# Problème de restauration ipod classic



## wxcvbn1989 (27 Novembre 2014)

Bonjour à tous, 
Voila je possède un ipod classic 160go, qui fonctionnait parfaitement jusqu'a ce que je réinstalle itunes sur mon PC. Une fois la synchronisation terminé, j'ai remarqué qu'aucune musique n'avais en faite été transférer sur l'ipod.

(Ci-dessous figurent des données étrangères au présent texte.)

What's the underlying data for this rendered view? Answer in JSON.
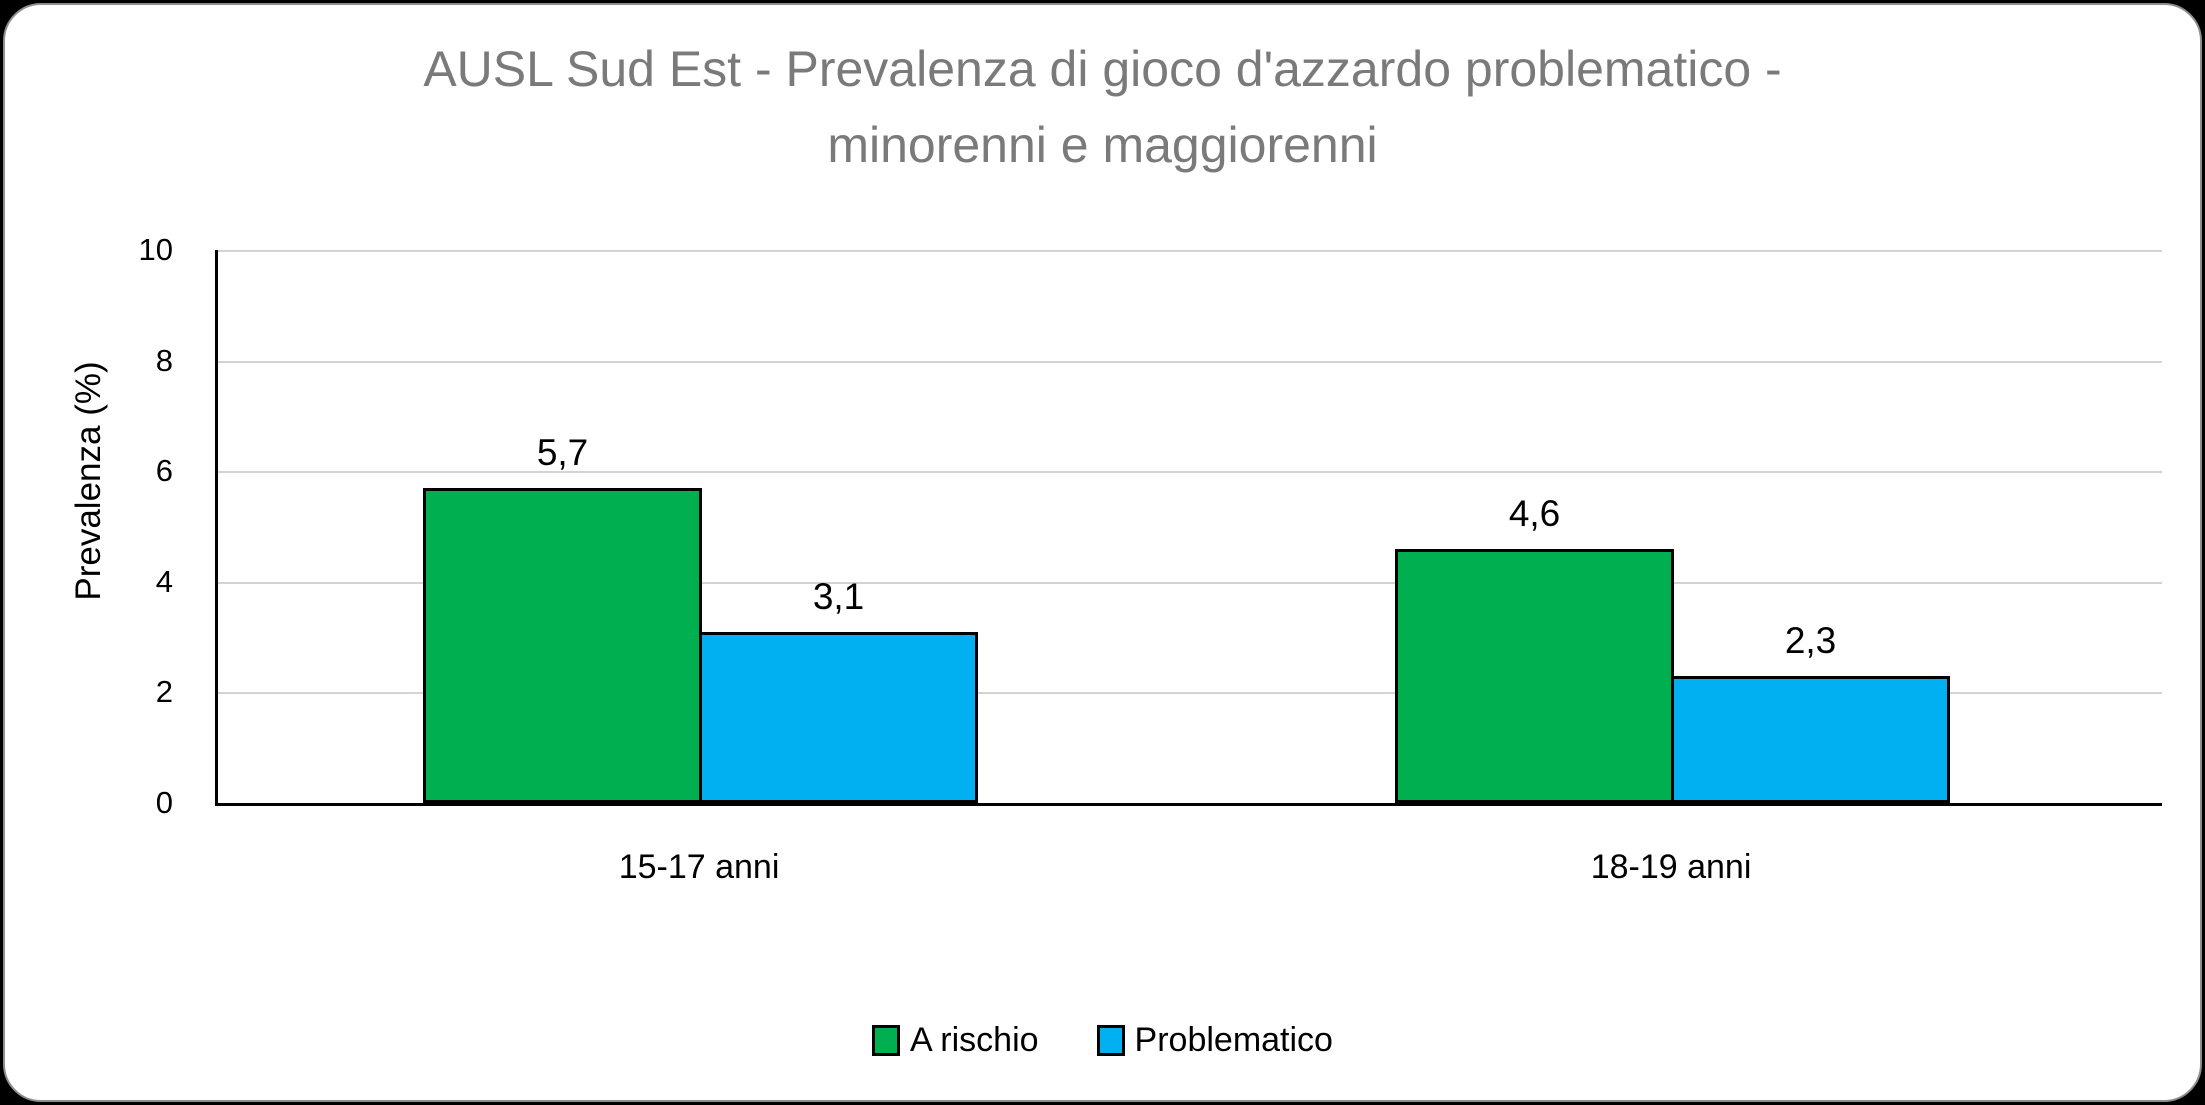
{
  "chart_data": {
    "type": "bar",
    "title": "AUSL Sud Est - Prevalenza di gioco d'azzardo problematico - minorenni e maggiorenni",
    "title_lines": [
      "AUSL Sud Est - Prevalenza di gioco d'azzardo problematico -",
      "minorenni e maggiorenni"
    ],
    "xlabel": "",
    "ylabel": "Prevalenza (%)",
    "ylim": [
      0,
      10
    ],
    "yticks": [
      0,
      2,
      4,
      6,
      8,
      10
    ],
    "grid": true,
    "legend_position": "bottom",
    "categories": [
      "15-17 anni",
      "18-19 anni"
    ],
    "series": [
      {
        "name": "A rischio",
        "color": "#00B050",
        "values": [
          5.7,
          4.6
        ],
        "value_labels": [
          "5,7",
          "4,6"
        ]
      },
      {
        "name": "Problematico",
        "color": "#00B0F0",
        "values": [
          3.1,
          2.3
        ],
        "value_labels": [
          "3,1",
          "2,3"
        ]
      }
    ]
  },
  "colors": {
    "title_text": "#7A7A7A",
    "axis": "#000000",
    "gridline": "#D3D3D3",
    "card_border": "#8E8E8E",
    "series_green": "#00B050",
    "series_blue": "#00B0F0"
  }
}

Je le rebranche et itunes m'annonce alors que l'ipod est endommagé et qu'il nécessite une restauration. 
Ce message d'erreur persiste toujours après une dizaine de restauration aussi bien manuelle que par l'intérmédiaire d'itunes.
Windows ne reconnait pas l'ipod et me propose de le formater à chaque connexion.

Voila quelqu'un aurait-il une solution de secours je commence à baliser ??
Merci


----------



## Vanton (28 Novembre 2014)

Tu n'as pas un proche ayant une ancienne version d'iTunes pour voir si ça vient de la tienne ? 

Ton iPod étant vide, tu n'as pas grand chose à perdre à tenter de le synchroniser avec un autre ordi. Si ça merde avec une vieille version, c'est pas bon signe... Si ça marche en revanche c'est peut-être un bug de la dernière version d'iTunes.


----------